Saat ini juga tampak ada sinyalemen, upaya-upaya untuk menarik-narik kembali terhadap mereka yang tertangkap adalah juga bagian dari sindikat Saracen. Kami tetap berharap agar Polisi mengedepankan asas praduga tak bersalah (dur process of law), tidak tebang pilih, bertindak adil kepada semua golongan dalam upaya penegakkan hukum, sebelum adanya keputusan majelis hakim yang berkekuatan hukum tetap (inkracht).

“Persepsi masyarakat masih galau, ada rasa ketidakpercayaan (distrust) atas penegakkan hukum oleh penguasa (rezim) ini. misal kasus Ade Armando, yang kebetulan kami sebagai penggugat di pra peradilan sejak awal september 2017, karena status TSKnya dibatalkan oleh Polda Metro Jaya.
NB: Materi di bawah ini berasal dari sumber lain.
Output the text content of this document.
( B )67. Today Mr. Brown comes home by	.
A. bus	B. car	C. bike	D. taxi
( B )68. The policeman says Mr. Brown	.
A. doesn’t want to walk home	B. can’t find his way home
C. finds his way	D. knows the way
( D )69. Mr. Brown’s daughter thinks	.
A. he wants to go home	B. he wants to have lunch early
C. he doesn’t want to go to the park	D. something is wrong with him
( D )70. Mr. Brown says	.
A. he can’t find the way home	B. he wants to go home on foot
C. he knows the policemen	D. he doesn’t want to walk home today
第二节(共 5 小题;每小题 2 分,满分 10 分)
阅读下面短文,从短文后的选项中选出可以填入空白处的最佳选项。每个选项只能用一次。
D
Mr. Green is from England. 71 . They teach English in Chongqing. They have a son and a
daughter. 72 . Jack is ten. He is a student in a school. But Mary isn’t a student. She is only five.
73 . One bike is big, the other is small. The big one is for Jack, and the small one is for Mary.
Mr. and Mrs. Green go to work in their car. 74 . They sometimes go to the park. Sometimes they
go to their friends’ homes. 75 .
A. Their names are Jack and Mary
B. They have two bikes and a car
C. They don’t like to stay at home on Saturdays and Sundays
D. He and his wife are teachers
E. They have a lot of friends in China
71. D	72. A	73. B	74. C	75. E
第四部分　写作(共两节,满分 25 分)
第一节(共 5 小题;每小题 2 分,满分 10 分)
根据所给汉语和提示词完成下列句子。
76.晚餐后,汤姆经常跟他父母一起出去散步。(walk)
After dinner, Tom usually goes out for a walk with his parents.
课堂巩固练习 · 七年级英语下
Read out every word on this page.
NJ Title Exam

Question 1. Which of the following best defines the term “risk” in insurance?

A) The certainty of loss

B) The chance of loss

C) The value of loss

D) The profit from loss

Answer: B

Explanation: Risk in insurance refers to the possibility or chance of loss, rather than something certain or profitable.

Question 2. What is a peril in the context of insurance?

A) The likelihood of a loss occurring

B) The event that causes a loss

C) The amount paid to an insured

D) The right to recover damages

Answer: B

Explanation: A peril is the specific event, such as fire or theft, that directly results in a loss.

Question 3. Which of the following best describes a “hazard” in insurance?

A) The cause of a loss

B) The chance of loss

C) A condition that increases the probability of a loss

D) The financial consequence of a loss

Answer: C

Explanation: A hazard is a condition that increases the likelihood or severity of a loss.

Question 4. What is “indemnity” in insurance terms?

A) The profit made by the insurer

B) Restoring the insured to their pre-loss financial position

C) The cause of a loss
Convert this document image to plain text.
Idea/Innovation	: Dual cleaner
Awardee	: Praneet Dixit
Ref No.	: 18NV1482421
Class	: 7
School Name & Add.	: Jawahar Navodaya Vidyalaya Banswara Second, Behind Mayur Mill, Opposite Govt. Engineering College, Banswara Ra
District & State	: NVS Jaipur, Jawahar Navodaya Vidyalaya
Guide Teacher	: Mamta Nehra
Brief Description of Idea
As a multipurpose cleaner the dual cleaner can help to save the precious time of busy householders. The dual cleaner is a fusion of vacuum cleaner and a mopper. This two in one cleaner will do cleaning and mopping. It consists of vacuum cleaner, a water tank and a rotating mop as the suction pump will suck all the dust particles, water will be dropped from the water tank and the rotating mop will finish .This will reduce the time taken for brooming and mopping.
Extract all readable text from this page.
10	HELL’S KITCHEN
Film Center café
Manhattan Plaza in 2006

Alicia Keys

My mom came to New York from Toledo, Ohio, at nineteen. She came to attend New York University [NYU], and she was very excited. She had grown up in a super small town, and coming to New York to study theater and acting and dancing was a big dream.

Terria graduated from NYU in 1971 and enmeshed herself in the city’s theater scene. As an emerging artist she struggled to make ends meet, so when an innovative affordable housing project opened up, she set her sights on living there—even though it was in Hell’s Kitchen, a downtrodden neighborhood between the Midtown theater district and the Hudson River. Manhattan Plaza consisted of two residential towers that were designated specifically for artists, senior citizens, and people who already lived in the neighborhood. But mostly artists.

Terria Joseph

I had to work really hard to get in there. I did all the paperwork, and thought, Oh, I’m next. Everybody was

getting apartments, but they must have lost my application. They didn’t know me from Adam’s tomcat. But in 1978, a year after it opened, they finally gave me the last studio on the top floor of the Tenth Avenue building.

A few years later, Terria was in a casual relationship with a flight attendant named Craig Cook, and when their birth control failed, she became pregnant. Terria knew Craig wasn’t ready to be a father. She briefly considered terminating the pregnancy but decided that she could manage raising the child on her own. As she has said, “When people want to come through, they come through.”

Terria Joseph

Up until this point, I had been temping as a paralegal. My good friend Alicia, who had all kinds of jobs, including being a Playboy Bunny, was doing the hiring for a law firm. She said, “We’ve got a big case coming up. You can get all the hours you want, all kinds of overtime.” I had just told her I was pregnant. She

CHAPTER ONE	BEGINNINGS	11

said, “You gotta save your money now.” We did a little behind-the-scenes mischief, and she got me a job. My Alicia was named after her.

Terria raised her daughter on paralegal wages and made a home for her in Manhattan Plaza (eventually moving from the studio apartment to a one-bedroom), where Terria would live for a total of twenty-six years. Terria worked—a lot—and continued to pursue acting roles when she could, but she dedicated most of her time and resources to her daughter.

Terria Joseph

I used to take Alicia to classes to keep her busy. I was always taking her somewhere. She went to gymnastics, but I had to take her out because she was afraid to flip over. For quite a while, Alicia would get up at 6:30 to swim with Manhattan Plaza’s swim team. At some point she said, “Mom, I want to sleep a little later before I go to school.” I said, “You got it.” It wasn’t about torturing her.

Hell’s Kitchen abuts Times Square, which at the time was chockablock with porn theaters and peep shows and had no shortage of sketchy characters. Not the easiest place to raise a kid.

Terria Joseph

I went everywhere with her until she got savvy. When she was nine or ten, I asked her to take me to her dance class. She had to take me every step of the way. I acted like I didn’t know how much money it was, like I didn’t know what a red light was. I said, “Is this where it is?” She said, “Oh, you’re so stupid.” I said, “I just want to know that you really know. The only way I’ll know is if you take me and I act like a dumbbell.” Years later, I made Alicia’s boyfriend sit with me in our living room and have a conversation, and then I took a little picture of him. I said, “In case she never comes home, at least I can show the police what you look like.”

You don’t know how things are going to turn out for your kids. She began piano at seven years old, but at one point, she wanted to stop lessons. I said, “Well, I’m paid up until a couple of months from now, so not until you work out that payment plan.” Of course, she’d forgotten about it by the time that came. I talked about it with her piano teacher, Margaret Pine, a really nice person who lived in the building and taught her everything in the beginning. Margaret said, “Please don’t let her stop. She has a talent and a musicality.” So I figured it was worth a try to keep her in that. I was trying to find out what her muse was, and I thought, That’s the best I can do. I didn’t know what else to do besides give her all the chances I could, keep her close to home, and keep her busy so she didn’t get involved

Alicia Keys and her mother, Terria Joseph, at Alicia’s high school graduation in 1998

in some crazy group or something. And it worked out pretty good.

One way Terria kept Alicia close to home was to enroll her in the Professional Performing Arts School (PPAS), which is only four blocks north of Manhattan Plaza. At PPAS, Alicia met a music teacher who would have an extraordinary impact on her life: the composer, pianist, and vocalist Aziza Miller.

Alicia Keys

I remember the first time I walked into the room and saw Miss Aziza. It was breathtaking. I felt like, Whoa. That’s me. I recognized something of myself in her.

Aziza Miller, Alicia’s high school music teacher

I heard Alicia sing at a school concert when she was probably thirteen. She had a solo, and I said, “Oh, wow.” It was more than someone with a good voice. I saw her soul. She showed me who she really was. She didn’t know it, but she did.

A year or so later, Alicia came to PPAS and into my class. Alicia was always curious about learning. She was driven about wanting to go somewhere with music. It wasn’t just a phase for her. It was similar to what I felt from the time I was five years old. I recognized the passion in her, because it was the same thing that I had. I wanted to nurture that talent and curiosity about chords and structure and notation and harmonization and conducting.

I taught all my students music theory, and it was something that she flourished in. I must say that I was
Alhamdulillah, kami dpt memenangkan gugatan tsb, shg Ade Armando statusnya menjadi TSK kembali, tapi ternyata sampai saat ini tidak juga tampak perkembangan proses hukumnya. Seolah-olah yang bersangkutan seperti orang yang tidak tersentuh (kebal hukum),” Kata Djudju terheran-heran.

Demikan halnya atas kasus-kadus (medsos lainnya), hoax, kebencian, ancaman, penistaan agama lainnya spt; Victor Laiskodat, Nathan Suwanto, Ge Pamungkas, Joshua Suherman, Ananda Sukarlan, Sthepen yang menyebutkan pribumi tiko kepada seorang gubernur dll? Bagaimana pula atas situs-situs seperti; jasmev, seword, pandawa, @digembok, dan lainnya, mengapa mereka seakan dibiarkan merajalela?

Dalam penegakkan hukum, yaitu pemberantasan Hoax, fitnah dan ujaran kebencian melalui medsos, kami (advokat) sebagai bagian elemen penegak hukum sepakat, mendukung dan kita wajib meletakan hukum sbg panglima diatas kepentingan apapun, dan tanpa intervensi (netral) dari pihak manapun,” Tegas Djudju selaku Kuasa Hukum dari Jasriadi/ Saracen; Jonru Ginting; DR. Alfian Tanjung.